Anatomia política

Angeli não precisaria falar, mas a Trip foi ouvi-lo. Fez bem. A conversa está nas ‘Páginas Negras’ da edição de agosto. Ainda dá tempo e vale a leitura.

E como estamos em período eleitoral, destaquei um pequeno e representativo trecho.

* * *

Em quem vai votar para presidente?
Não sei ainda… O cenário é bom, não tem Maluf no meio, nenhum Sarney. Se bem que o Sarney sempre está em algum lugar…

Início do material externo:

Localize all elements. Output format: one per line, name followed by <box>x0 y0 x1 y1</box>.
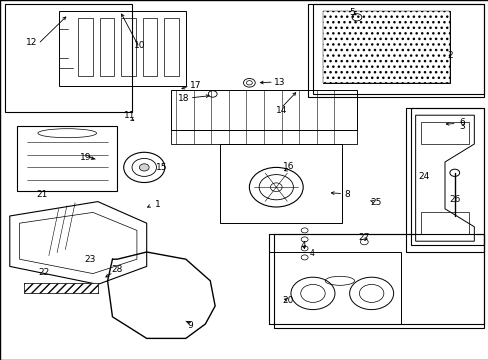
Text: 14: 14 <box>275 107 286 116</box>
Text: 9: 9 <box>187 321 193 330</box>
Bar <box>268 252 400 324</box>
Text: 4: 4 <box>300 241 305 250</box>
Polygon shape <box>10 202 146 284</box>
Bar <box>410 108 483 245</box>
Bar <box>17 126 117 191</box>
Text: 11: 11 <box>123 111 135 120</box>
Bar <box>59 11 185 86</box>
Bar <box>220 144 342 223</box>
Text: 24: 24 <box>418 172 429 181</box>
Circle shape <box>139 164 149 171</box>
Text: 5: 5 <box>348 8 354 17</box>
Polygon shape <box>20 212 137 274</box>
Text: 4: 4 <box>309 249 314 258</box>
Bar <box>24 283 98 293</box>
Bar <box>142 18 157 76</box>
Polygon shape <box>415 115 473 241</box>
Text: 12: 12 <box>26 38 38 47</box>
Bar <box>268 234 483 324</box>
Bar <box>24 283 98 293</box>
Text: 20: 20 <box>282 296 294 305</box>
Bar <box>100 18 114 76</box>
Text: 1: 1 <box>154 200 160 209</box>
Bar <box>307 4 483 97</box>
Text: 15: 15 <box>155 163 167 172</box>
Text: 3: 3 <box>458 122 464 131</box>
Bar <box>164 18 179 76</box>
Text: 22: 22 <box>38 269 50 277</box>
Text: 2: 2 <box>446 51 452 60</box>
Text: 19: 19 <box>80 153 91 162</box>
Bar <box>405 108 483 252</box>
Bar <box>171 130 356 144</box>
Circle shape <box>246 81 252 85</box>
Text: 10: 10 <box>133 41 145 50</box>
Text: 6: 6 <box>458 118 464 127</box>
Text: 23: 23 <box>84 256 96 264</box>
Bar <box>5 4 132 112</box>
Text: 27: 27 <box>358 233 369 242</box>
Text: 26: 26 <box>448 195 460 204</box>
Text: 8: 8 <box>344 190 349 199</box>
Text: 21: 21 <box>36 190 47 199</box>
Bar <box>420 122 468 144</box>
Text: 13: 13 <box>273 78 285 87</box>
Bar <box>121 18 136 76</box>
Bar <box>322 11 449 83</box>
Text: 18: 18 <box>178 94 189 103</box>
Bar <box>322 11 449 83</box>
Bar <box>420 212 468 234</box>
Text: 16: 16 <box>282 162 294 171</box>
Text: 28: 28 <box>111 265 123 274</box>
Text: 17: 17 <box>189 81 201 90</box>
Bar <box>273 234 483 328</box>
Text: 25: 25 <box>370 198 382 207</box>
Bar <box>312 4 483 94</box>
Bar <box>171 90 356 130</box>
Bar <box>78 18 93 76</box>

O que Sarney e Maluf representam?
Sarney ganhou de bandeja o poder, carrega aquela merda toda da ditadura. O Maluf… sou paulistano, qualquer paulistano que pensa tem aversão a ele. É o primeiro dos mauricinhos, perfumado, com corrente de ouro. O movimento da boca dele… [faz uma careta]. Tenho problemas com a anatomia do Maluf.

Já encontrou com eles?
Quando fui homenageado com a ordem do mérito cultural, lá em Brasília, o [senador Eduardo] Suplicy me levou pra conhecer o Senado. De repente, entra na sala do Sarney. Fiquei incomodado. Aí ele levanta e fala, segurando minha mão: “Você é o melhor”. Pra mim foi uma derrota, saí de lá cabisbaixo. Sempre fui cruel nas charges com Sarney, mexi com a família toda, e não funcionou…

E o Maluf?
Também encontrei uma vez, no aniversário de 80 anos da Folha. Fui pego de surpresa, o máximo que consegui foi falar “já fiz muito charge do senhor”. E ele [imitando a voz do Maluf]: “Vai fazeeeendo, vai fazeeeendo!” [risos]. O perfume dele ficou na minha mão… Ele tem alguma distorção mental.